According to Moody’s, the absence of any mitigating actions would have increased the proportion of investment and interest-only loans, which would lead to a weakening of the bank portfolios’ quality. 

“In our view, these initiatives are credit positive since they reduce the banks' exposure to a higher-risk loan segment,” Ilya Serov, a vice president of Moody’s said. 

However, the growing imbalances in the Australian housing market pose a longer-term challenge to the Australian banks' credit profiles, over and above the immediate concerns around investment lending, according to the ratings agency. 

The Australian housing market is characterized by elevated and rising house prices, declining mortgage affordability, and record levels of household indebtedness. In this context, Moody’s says addressing the tail risks embedded in banks' housing portfolios is likely to entail further tightening in the banks' lending criteria and/or increases to their capital levels.

“Accordingly, we expect the banks to further curtail their exposure to high [LVR] loans and investment lending over the coming months. Moreover, we expect that over the next 18 months, the banks will gradually improve the quantity and quality of their capital – likely through a combination of upward revisions to mortgage risk weights and capital increases,” Serov said.

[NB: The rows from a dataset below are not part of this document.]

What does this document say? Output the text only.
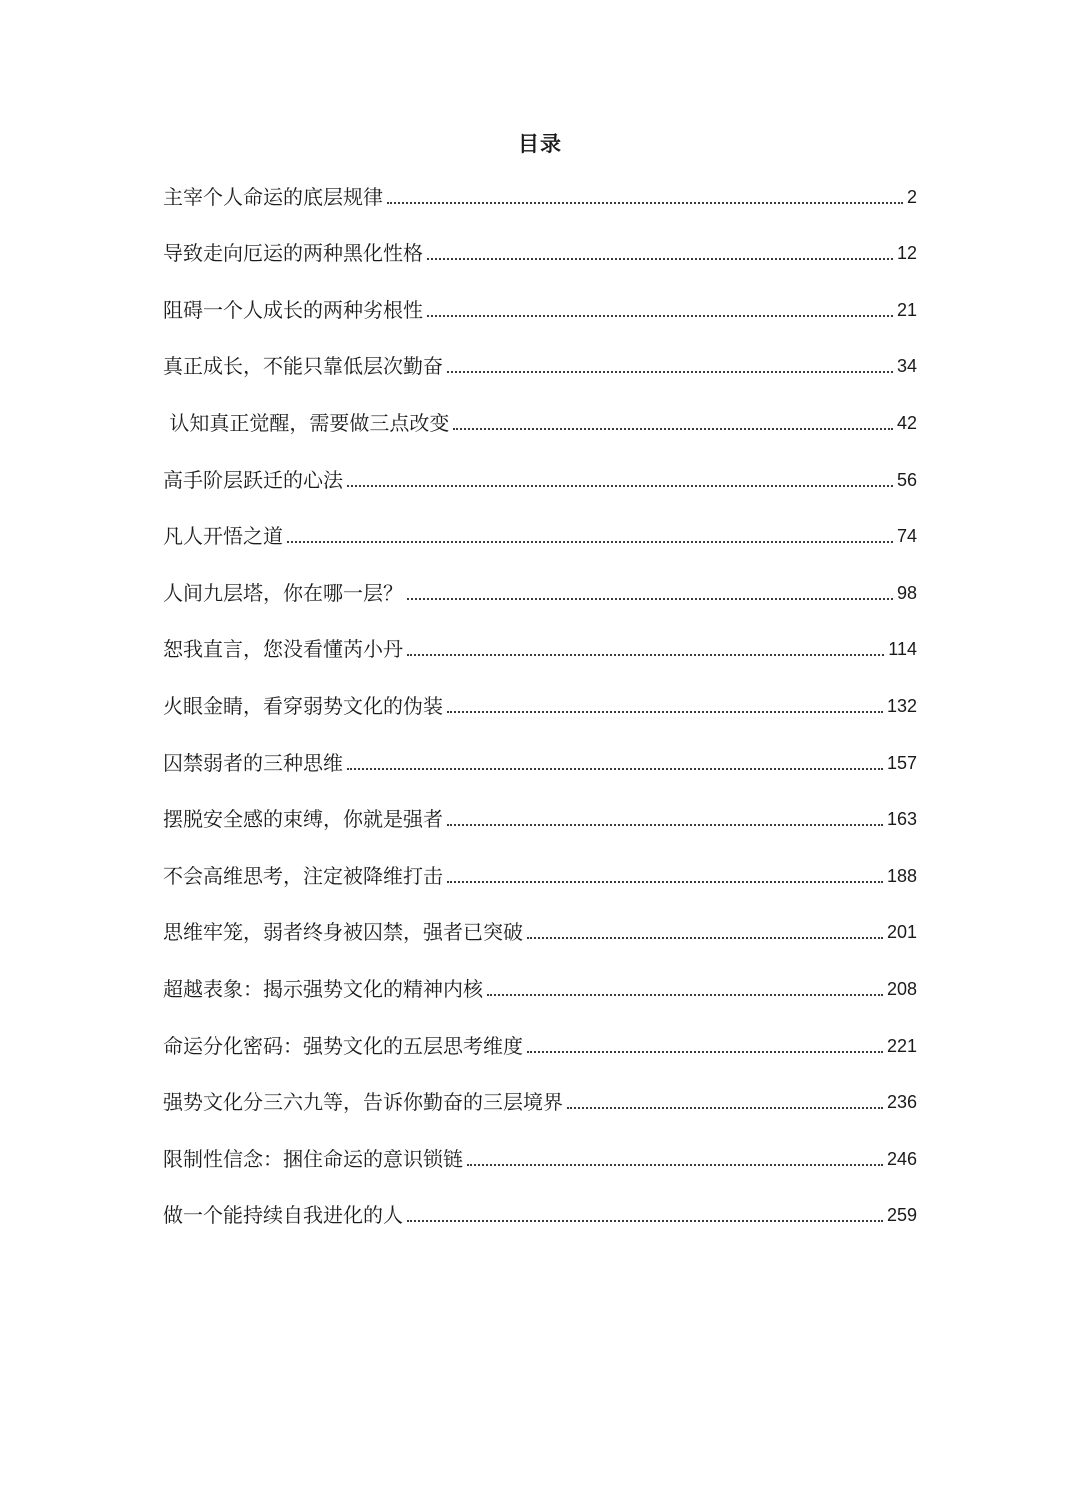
目录
主宰个人命运的底层规律	2
导致走向厄运的两种黑化性格	12
阻碍一个人成长的两种劣根性	21
真正成长，不能只靠低层次勤奋	34
认知真正觉醒，需要做三点改变	42
高手阶层跃迁的心法	56
凡人开悟之道	74
人间九层塔，你在哪一层？	98
恕我直言，您没看懂芮小丹	114
火眼金睛，看穿弱势文化的伪装	132
囚禁弱者的三种思维	157
摆脱安全感的束缚，你就是强者	163
不会高维思考，注定被降维打击	188
思维牢笼，弱者终身被囚禁，强者已突破	201
超越表象：揭示强势文化的精神内核	208
命运分化密码：强势文化的五层思考维度	221
强势文化分三六九等，告诉你勤奋的三层境界	236
限制性信念：捆住命运的意识锁链	246
做一个能持续自我进化的人	259
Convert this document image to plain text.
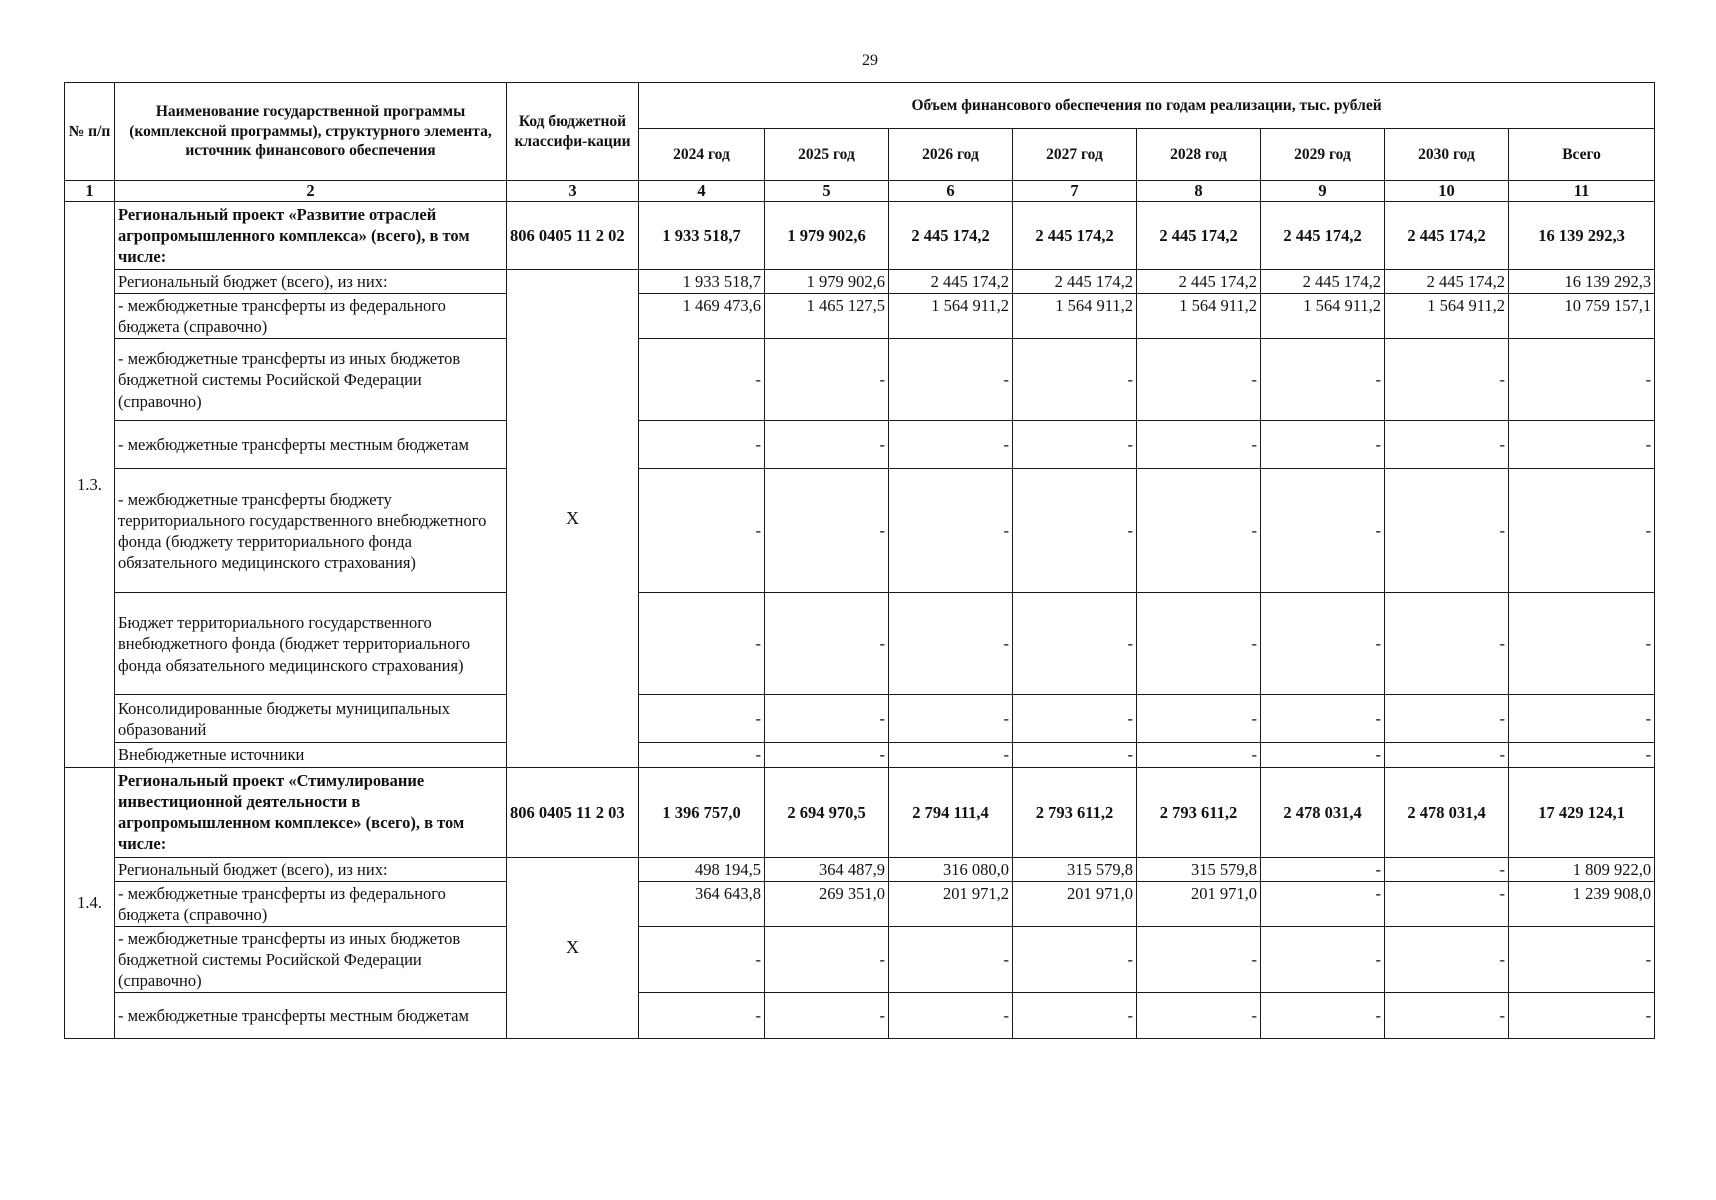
29
№ п/п	Наименование государственной программы (комплексной программы), структурного элемента, источник финансового обеспечения	Код бюджетной классифи-кации	Объем финансового обеспечения по годам реализации, тыс. рублей							
			2024 год	2025 год	2026 год	2027 год	2028 год	2029 год	2030 год	Всего
1	2	3	4	5	6	7	8	9	10	11
1.3.	Региональный проект «Развитие отраслей агропромышленного комплекса» (всего), в том числе:	806 0405 11 2 02	1 933 518,7	1 979 902,6	2 445 174,2	2 445 174,2	2 445 174,2	2 445 174,2	2 445 174,2	16 139 292,3
	Региональный бюджет (всего), из них:	X	1 933 518,7	1 979 902,6	2 445 174,2	2 445 174,2	2 445 174,2	2 445 174,2	2 445 174,2	16 139 292,3
	- межбюджетные трансферты из федерального бюджета (справочно)		1 469 473,6	1 465 127,5	1 564 911,2	1 564 911,2	1 564 911,2	1 564 911,2	1 564 911,2	10 759 157,1
	- межбюджетные трансферты из иных бюджетов бюджетной системы Росийской Федерации (справочно)		-	-	-	-	-	-	-	-
	- межбюджетные трансферты местным бюджетам		-	-	-	-	-	-	-	-
	- межбюджетные трансферты бюджету территориального государственного внебюджетного фонда (бюджету территориального фонда обязательного медицинского страхования)		-	-	-	-	-	-	-	-
	Бюджет территориального государственного внебюджетного фонда (бюджет территориального фонда обязательного медицинского страхования)		-	-	-	-	-	-	-	-
	Консолидированные бюджеты муниципальных образований		-	-	-	-	-	-	-	-
	Внебюджетные источники		-	-	-	-	-	-	-	-
1.4.	Региональный проект «Стимулирование инвестиционной деятельности в агропромышленном комплексе» (всего), в том числе:	806 0405 11 2 03	1 396 757,0	2 694 970,5	2 794 111,4	2 793 611,2	2 793 611,2	2 478 031,4	2 478 031,4	17 429 124,1
	Региональный бюджет (всего), из них:	X	498 194,5	364 487,9	316 080,0	315 579,8	315 579,8	-	-	1 809 922,0
	- межбюджетные трансферты из федерального бюджета (справочно)		364 643,8	269 351,0	201 971,2	201 971,0	201 971,0	-	-	1 239 908,0
	- межбюджетные трансферты из иных бюджетов бюджетной системы Росийской Федерации (справочно)		-	-	-	-	-	-	-	-
	- межбюджетные трансферты местным бюджетам		-	-	-	-	-	-	-	-
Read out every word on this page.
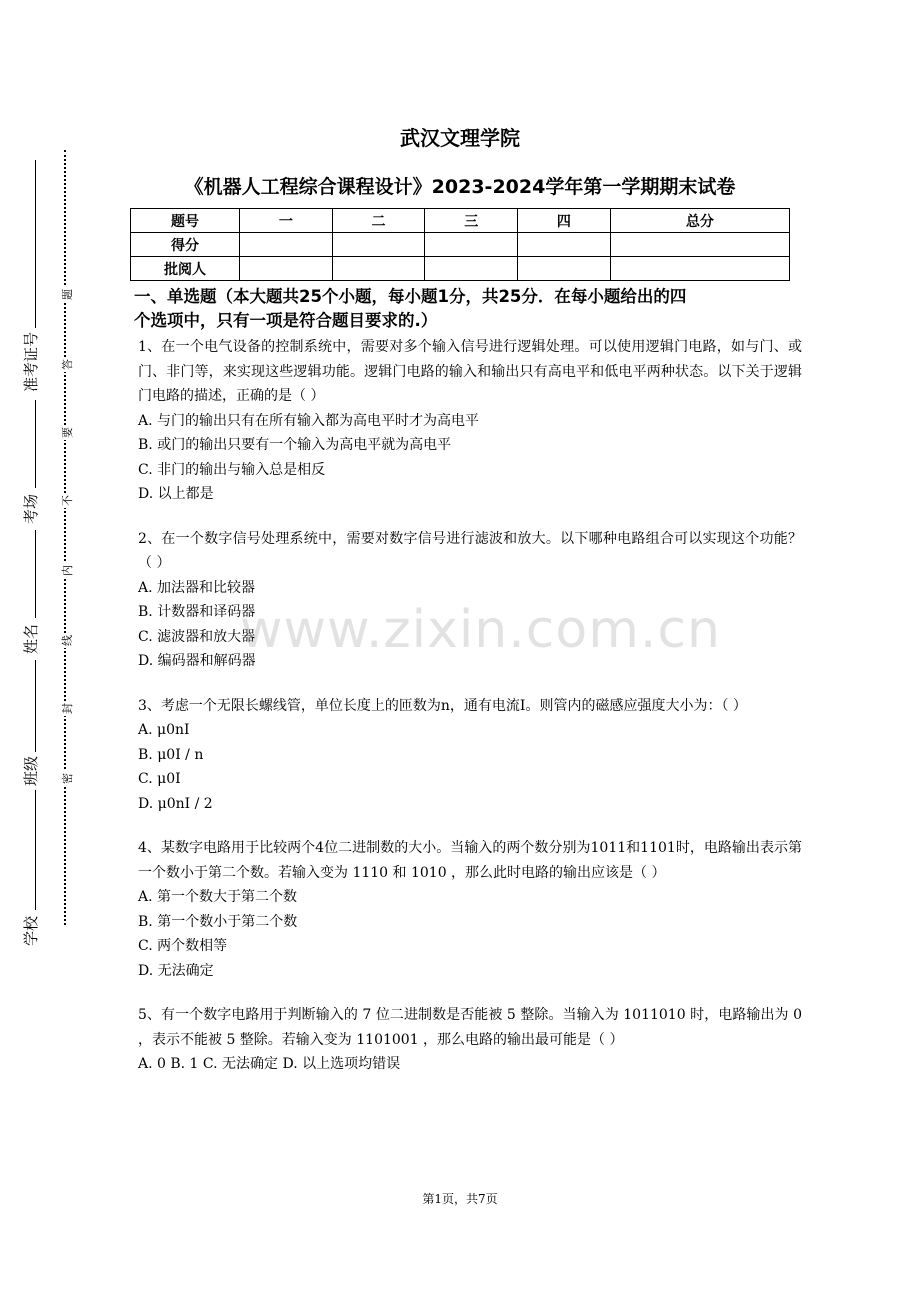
题
答
要
不
内
线
封
密
准考证号
考场
姓名
班级
学校
武汉文理学院
《机器人工程综合课程设计》2023-2024学年第一学期期末试卷
题号	一	二	三	四	总分
得分					
批阅人					
一、单选题（本大题共25个小题，每小题1分，共25分．在每小题给出的四
个选项中，只有一项是符合题目要求的.）

1、在一个电气设备的控制系统中，需要对多个输入信号进行逻辑处理。可以使用逻辑门电路，如与门、或门、非门等，来实现这些逻辑功能。逻辑门电路的输入和输出只有高电平和低电平两种状态。以下关于逻辑门电路的描述，正确的是（ ）

A. 与门的输出只有在所有输入都为高电平时才为高电平

B. 或门的输出只要有一个输入为高电平就为高电平

C. 非门的输出与输入总是相反

D. 以上都是

2、在一个数字信号处理系统中，需要对数字信号进行滤波和放大。以下哪种电路组合可以实现这个功能？（ ）

A. 加法器和比较器

B. 计数器和译码器

C. 滤波器和放大器

D. 编码器和解码器

3、考虑一个无限长螺线管，单位长度上的匝数为n，通有电流I。则管内的磁感应强度大小为：（ ）

A. μ0nI

B. μ0I / n

C. μ0I

D. μ0nI / 2

4、某数字电路用于比较两个4位二进制数的大小。当输入的两个数分别为1011和1101时，电路输出表示第一个数小于第二个数。若输入变为 1110 和 1010 ，那么此时电路的输出应该是（ ）

A. 第一个数大于第二个数

B. 第一个数小于第二个数

C. 两个数相等

D. 无法确定

5、有一个数字电路用于判断输入的 7 位二进制数是否能被 5 整除。当输入为 1011010 时，电路输出为 0 ，表示不能被 5 整除。若输入变为 1101001 ，那么电路的输出最可能是（ ）

A. 0 B. 1 C. 无法确定 D. 以上选项均错误

www.zixin.com.cn
第1页，共7页
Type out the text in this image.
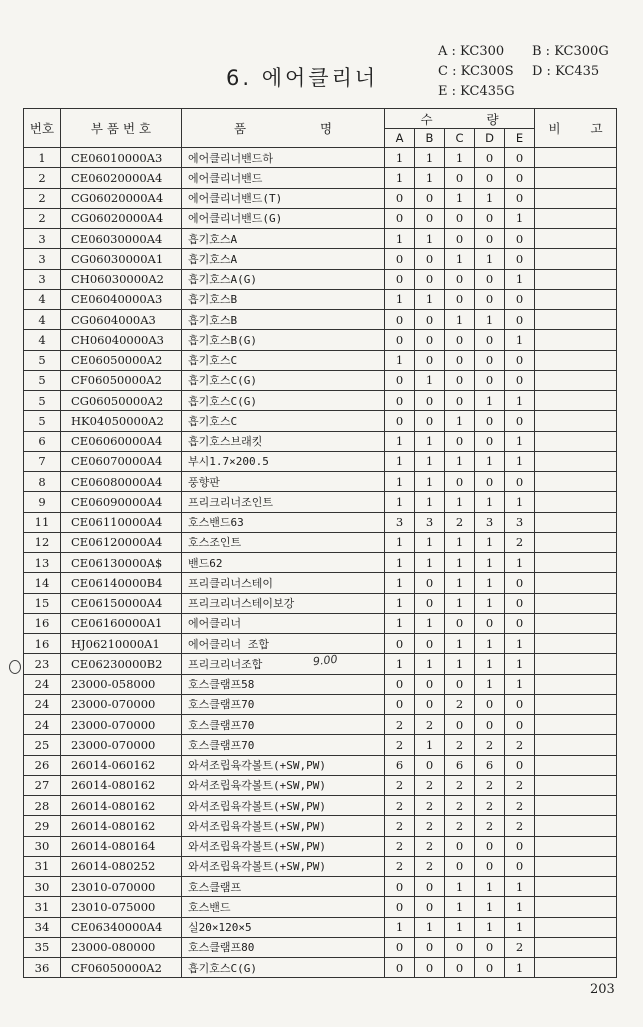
6. 에어클리너
A : KC300 B : KC300G
C : KC300S D : KC435
E : KC435G
번호	부 품 번 호	품 명	수 량					비 고
			A	B	C	D	E	
1	CE06010000A3	에어클리너밴드하	1	1	1	0	0	
2	CE06020000A4	에어클리너밴드	1	1	0	0	0	
2	CG06020000A4	에어클리너밴드(T)	0	0	1	1	0	
2	CG06020000A4	에어클리너밴드(G)	0	0	0	0	1	
3	CE06030000A4	흡기호스A	1	1	0	0	0	
3	CG06030000A1	흡기호스A	0	0	1	1	0	
3	CH06030000A2	흡기호스A(G)	0	0	0	0	1	
4	CE06040000A3	흡기호스B	1	1	0	0	0	
4	CG0604000A3	흡기호스B	0	0	1	1	0	
4	CH06040000A3	흡기호스B(G)	0	0	0	0	1	
5	CE06050000A2	흡기호스C	1	0	0	0	0	
5	CF06050000A2	흡기호스C(G)	0	1	0	0	0	
5	CG06050000A2	흡기호스C(G)	0	0	0	1	1	
5	HK04050000A2	흡기호스C	0	0	1	0	0	
6	CE06060000A4	흡기호스브래킷	1	1	0	0	1	
7	CE06070000A4	부시1.7×200.5	1	1	1	1	1	
8	CE06080000A4	풍향판	1	1	0	0	0	
9	CE06090000A4	프리크리너조인트	1	1	1	1	1	
11	CE06110000A4	호스밴드63	3	3	2	3	3	
12	CE06120000A4	호스조인트	1	1	1	1	2	
13	CE06130000A$	밴드62	1	1	1	1	1	
14	CE06140000B4	프리클리너스테이	1	0	1	1	0	
15	CE06150000A4	프리크리너스테이보강	1	0	1	1	0	
16	CE06160000A1	에어클리너	1	1	0	0	0	
16	HJ06210000A1	에어클리너 조합	0	0	1	1	1	
23	CE06230000B2	프리크리너조합	1	1	1	1	1	
24	23000-058000	호스클램프58	0	0	0	1	1	
24	23000-070000	호스클램프70	0	0	2	0	0	
24	23000-070000	호스클램프70	2	2	0	0	0	
25	23000-070000	호스클램프70	2	1	2	2	2	
26	26014-060162	와셔조립육각볼트(+SW,PW)	6	0	6	6	0	
27	26014-080162	와셔조립육각볼트(+SW,PW)	2	2	2	2	2	
28	26014-080162	와셔조립육각볼트(+SW,PW)	2	2	2	2	2	
29	26014-080162	와셔조립육각볼트(+SW,PW)	2	2	2	2	2	
30	26014-080164	와셔조립육각볼트(+SW,PW)	2	2	0	0	0	
31	26014-080252	와셔조립육각볼트(+SW,PW)	2	2	0	0	0	
30	23010-070000	호스클램프	0	0	1	1	1	
31	23010-075000	호스밴드	0	0	1	1	1	
34	CE06340000A4	실20×120×5	1	1	1	1	1	
35	23000-080000	호스클램프80	0	0	0	0	2	
36	CF06050000A2	흡기호스C(G)	0	0	0	0	1	
9.00
203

But expectations of more conservative loan originations and increasing capital will support Moody’s stable outlook for the future of Australia's four major banks.

“We expect the changes made by the banks will slow investment lending growth closer to regulatory benchmarks,” Serov said.

“These considerations, in conjunction with the banks’ actions to improve their underwriting standards, support our stable outlook on the major banks’ credit ratings.”